Limited partnership is most common used direct participation program and historically referred to as a tax shelter.
General partnerships not common due to risk.
MLPs were common before 1986, now there are specific rules for publicly traded partnerships. Most are not treated as conduit entities now.
Publicly Traded Partnership
Also known as master limited partnerships.
These are partnerships where the units of the business are available to be traded on the stock exchange. This makes them highly liquid.
1986 the Omnibus Budget Reconciliation Act tightened restrictions and now most are not conduit entities.
MLPs must be considered separately, they cannot be netted into gains or losses overall.
Publicly traded partnership losses can ONLY offset publicly traded partnership gain from the same company OR upon sale of the entire interest.
Real Estate Limited Partnership (RELP)
These are non-publicly traded limited partnerships in real estate ventures.
Losses from these can only be offset by income from another non-publicly traded limited partnership - but it doesn’t have to come from the exact same one.
Rental Real Estate Activities
Real estate activities are inherently passive.
Unless real estate professional who works more than 750 hours per year or more than 50% of personal services are real estate realted.
If qualify, you can deduct up to $25k in losses each year if you make less than $100 and are not married filing jointly.
If you make over $100k, then it is $25k - (.5X amount over 100k) and you can deduct up to that new max.
This is for the $25k to be treated as active losses, if you are above the threshhold, then it is passive losses.
Suspended Loss
A tax loss disallowed because of the at risk rules.
May be used in either the first year where the at risk amount is sufficient to absorb the loss, or upon sale.
If upon sale, loss is limited the at risk amount.
Can be carried forward.
Passive Loss vs Gain Reminder
“Every PIG needs a PAL”
Passive Income Generator
Passive Activity Loss.
If there are multiple passive activities, they offset each other in proportion to the total loss.
1- (40,000)
2 - (20,000)
3 - 15000
Net loss is (45000)
so to deduct:
40k/60k = 2/3
2/3 * (45000) = $30000 allocated to activity #1
20k/60k = 1/3
1/3 *45000 = 15,000
30k + 15K = 4500
Tax-Shelter Investments
Prior to 1986 these were programs created specifically for tax motivated reasons that were designed to generate losses to defer or eliminate investor’s tax liabilities.
These are now governed by:
At Risk Rules
Passive Activity Loss Rules
S Corporations
Limited partners who do not materially participate in the operation of the company may consider these passive income sources
Special Allocations
This is a provision that allows limited partners to share unequally in the deductions, income, etc. of the company.
IE - if a partner donates a solely owned warehouse to the company, they may request a special allocation to get all the deductions for the space.
Borrowing
Tax Shelters may use debt to boost the amount of deductions available to taxpayers.
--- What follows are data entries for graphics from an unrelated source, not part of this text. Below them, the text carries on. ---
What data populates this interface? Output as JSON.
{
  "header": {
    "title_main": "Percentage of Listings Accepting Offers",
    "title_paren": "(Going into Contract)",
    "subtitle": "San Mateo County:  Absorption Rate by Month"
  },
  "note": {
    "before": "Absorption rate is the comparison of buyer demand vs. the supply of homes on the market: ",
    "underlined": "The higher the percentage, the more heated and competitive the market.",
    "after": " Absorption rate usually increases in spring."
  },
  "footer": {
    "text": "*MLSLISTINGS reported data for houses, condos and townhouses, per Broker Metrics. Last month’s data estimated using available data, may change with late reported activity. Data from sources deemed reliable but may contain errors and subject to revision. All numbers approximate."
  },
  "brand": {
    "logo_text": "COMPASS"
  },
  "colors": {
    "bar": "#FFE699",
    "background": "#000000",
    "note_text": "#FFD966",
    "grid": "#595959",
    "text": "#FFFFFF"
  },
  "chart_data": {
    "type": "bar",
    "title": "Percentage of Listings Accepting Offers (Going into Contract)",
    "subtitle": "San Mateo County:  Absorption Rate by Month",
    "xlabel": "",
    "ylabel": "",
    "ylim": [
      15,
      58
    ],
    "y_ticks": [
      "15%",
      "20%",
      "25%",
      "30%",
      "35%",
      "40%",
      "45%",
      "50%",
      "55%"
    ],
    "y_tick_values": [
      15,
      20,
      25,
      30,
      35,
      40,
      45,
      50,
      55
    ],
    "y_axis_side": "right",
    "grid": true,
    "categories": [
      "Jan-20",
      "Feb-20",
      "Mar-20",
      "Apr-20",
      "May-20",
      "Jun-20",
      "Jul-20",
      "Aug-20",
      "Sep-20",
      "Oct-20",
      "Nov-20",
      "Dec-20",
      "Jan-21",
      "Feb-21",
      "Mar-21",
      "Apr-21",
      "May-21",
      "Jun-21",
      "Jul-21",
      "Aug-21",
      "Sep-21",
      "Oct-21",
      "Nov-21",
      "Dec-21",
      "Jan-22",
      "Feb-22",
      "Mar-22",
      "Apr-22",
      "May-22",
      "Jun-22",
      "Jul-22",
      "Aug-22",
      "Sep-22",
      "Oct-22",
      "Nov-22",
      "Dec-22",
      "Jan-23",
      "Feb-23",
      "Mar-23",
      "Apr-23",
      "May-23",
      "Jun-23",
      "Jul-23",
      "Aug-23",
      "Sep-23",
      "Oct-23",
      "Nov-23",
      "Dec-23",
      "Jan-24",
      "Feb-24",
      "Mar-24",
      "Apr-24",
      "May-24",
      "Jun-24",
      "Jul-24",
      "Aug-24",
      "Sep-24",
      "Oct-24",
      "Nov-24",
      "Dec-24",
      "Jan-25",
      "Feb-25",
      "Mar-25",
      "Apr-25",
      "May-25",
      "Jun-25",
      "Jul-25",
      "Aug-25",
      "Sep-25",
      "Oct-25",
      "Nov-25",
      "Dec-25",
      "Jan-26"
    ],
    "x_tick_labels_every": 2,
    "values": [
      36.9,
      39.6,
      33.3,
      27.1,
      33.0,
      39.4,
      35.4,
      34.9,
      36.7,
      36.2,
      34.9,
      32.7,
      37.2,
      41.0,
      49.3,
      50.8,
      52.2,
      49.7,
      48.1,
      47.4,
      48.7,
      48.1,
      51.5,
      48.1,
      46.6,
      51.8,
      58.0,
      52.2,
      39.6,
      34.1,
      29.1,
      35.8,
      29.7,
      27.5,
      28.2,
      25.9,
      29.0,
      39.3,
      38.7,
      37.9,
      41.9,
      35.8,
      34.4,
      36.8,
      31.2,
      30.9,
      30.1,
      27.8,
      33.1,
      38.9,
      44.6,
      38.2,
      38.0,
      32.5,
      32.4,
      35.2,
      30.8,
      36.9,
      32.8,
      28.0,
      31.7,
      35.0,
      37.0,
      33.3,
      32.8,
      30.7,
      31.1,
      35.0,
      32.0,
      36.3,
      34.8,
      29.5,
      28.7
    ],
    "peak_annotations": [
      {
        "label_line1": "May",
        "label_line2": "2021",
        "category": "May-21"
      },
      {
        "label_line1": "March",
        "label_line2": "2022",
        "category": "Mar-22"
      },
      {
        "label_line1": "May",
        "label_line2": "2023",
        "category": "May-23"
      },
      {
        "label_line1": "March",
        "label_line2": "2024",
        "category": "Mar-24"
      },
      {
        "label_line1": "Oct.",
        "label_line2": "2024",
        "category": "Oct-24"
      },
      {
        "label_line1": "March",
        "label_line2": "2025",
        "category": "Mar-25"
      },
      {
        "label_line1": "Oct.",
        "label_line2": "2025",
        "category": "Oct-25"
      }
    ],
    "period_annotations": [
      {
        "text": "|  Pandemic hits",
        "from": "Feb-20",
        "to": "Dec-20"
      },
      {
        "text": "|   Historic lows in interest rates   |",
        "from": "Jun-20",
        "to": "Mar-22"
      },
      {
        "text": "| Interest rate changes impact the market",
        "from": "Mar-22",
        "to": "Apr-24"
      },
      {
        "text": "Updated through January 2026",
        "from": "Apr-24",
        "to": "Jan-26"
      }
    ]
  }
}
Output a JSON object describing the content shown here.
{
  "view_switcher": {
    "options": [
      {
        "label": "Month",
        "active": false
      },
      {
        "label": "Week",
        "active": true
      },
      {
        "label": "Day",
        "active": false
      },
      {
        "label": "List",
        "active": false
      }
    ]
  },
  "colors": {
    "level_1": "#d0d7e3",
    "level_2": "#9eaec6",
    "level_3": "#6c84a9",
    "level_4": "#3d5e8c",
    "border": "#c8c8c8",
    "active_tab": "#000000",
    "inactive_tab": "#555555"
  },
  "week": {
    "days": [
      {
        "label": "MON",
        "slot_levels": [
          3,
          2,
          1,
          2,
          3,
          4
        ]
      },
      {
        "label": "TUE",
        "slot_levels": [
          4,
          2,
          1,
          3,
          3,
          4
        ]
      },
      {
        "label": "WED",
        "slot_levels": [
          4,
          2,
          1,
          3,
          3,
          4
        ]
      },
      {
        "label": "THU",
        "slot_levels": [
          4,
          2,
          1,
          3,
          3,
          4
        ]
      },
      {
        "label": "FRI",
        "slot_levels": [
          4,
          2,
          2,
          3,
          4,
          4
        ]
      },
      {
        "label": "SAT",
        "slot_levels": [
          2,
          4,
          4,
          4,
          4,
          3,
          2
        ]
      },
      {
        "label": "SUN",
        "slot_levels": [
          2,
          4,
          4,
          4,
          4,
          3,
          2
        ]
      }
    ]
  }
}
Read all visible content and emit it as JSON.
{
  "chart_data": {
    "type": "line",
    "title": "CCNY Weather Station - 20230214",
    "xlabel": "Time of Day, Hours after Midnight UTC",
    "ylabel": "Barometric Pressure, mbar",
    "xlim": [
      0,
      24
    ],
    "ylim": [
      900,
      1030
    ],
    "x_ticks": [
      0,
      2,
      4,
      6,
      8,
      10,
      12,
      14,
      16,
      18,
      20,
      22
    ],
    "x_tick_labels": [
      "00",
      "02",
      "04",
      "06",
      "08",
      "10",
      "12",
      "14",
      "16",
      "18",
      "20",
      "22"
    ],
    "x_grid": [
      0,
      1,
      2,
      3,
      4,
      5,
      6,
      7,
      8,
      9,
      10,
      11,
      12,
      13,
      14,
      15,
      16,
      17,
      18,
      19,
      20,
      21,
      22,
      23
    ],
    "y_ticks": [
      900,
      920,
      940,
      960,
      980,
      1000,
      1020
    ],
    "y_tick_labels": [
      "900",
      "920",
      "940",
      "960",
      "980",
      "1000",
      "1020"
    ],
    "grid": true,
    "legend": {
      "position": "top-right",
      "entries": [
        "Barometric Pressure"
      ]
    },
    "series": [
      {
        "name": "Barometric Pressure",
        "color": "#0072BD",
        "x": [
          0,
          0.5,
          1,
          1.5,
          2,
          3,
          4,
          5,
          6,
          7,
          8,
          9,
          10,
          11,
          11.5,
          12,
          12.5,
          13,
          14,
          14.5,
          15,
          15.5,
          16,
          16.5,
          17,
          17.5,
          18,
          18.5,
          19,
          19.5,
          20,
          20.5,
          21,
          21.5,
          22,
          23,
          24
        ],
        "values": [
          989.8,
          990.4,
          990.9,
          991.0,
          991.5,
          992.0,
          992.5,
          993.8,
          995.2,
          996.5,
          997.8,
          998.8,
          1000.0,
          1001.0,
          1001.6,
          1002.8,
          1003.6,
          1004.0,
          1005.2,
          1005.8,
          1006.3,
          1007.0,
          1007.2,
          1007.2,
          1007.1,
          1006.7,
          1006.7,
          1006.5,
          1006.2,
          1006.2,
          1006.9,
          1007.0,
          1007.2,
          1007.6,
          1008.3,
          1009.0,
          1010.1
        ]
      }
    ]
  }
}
$100k cost and $900k debt allows for a much bigger deduction.
At risk rules apply
Disposition of passive activities/Suspended losses and carryovers
If a taxpayer disposes of their entire interest in a fully taxable transaction to a non-relative then the suspended losses and losses incurred in that year are deductible.
Offset gain from the transaction first, then other passive incomes. If there is remaining suspended losses - it carries forward as active loss and can be used for earned income in the future.
At risk rules still apply, so if the loss is not allowed per at risk rules, it is not a suspended loss eligible for deduction and must be carried forward to use against future passive income.